Now that may sound like a lot to digest but it’s one of those things that you pick up very easily. The game does offer a sort of light tutorial section when starting the game but even newcomers will slowly get it while playing. But I can’t lie, at certain moments I was forced to sort of pause the game to brief each of my friends what this does and how not to get lost. This mostly happens when going into the technicalities.
The thing that makes Crawl so fun is that it works well as a competitive and as a CO-OP title. Yes, you are more or less co-operating with each other as you, the human player, needs XP and ghost players need to become human to further their chances as well. Also, if you end up descending for a period time and fail to defeat the boss, the game will end so at its core it still works as a CO-OP title.
Crawl is a game meant to be experienced with friends, there are bots who can work as suitable substitutes. Actually, I want to take a minute here to talk about the AI and how smart it is. I mean besides getting lost and sometimes going the right way, the AI would also go to a vendor and ‘think’ about what to choose before picking an item. There were plenty of times where I had to double check it wasn’t my friend. But even with that, the game’s charm comes from sitting with your buddies on a couch and just screaming at each other. It’s the type of game where at one moment you’re working together and others are fighting to win. Again, this sort of dynamic works exceptionally well and honestly can’t think of any multiplayer game that attempted this before.

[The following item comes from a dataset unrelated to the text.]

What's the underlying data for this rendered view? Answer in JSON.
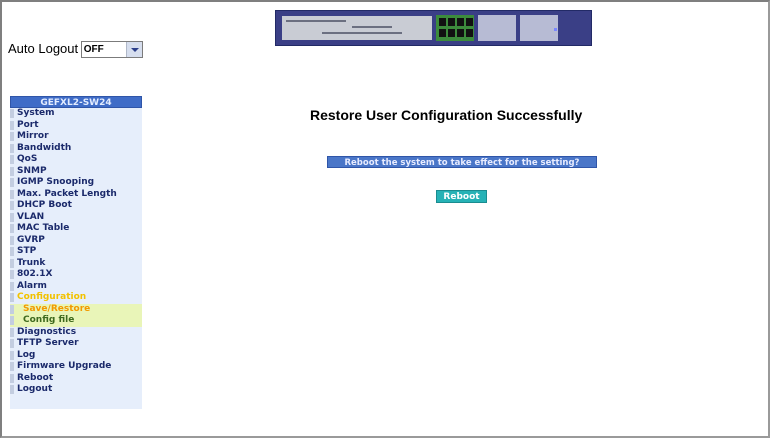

Visually the game borrows the typical classic 8-bit look we see in plenty of indie titles. It looks good, especially during boss fights but I couldn’t help but squint every now and then to make up what was written or trying to make out the tiny details. The pixel visuals can also be headache inducing as the camera at times zooms in at what is something intentionally made low res. I would also often get lost especially as the ghost clips through objects. My friends didn’t face this problem as much but I certainly found it a bit inconvenient.
Crawl is one of the most original CO-OP game I played in years. It’s the type of game that shows how being unique can not only separate you from the crowd but give players something no current game offers. Most importantly it’s fun but only with friends sitting beside you.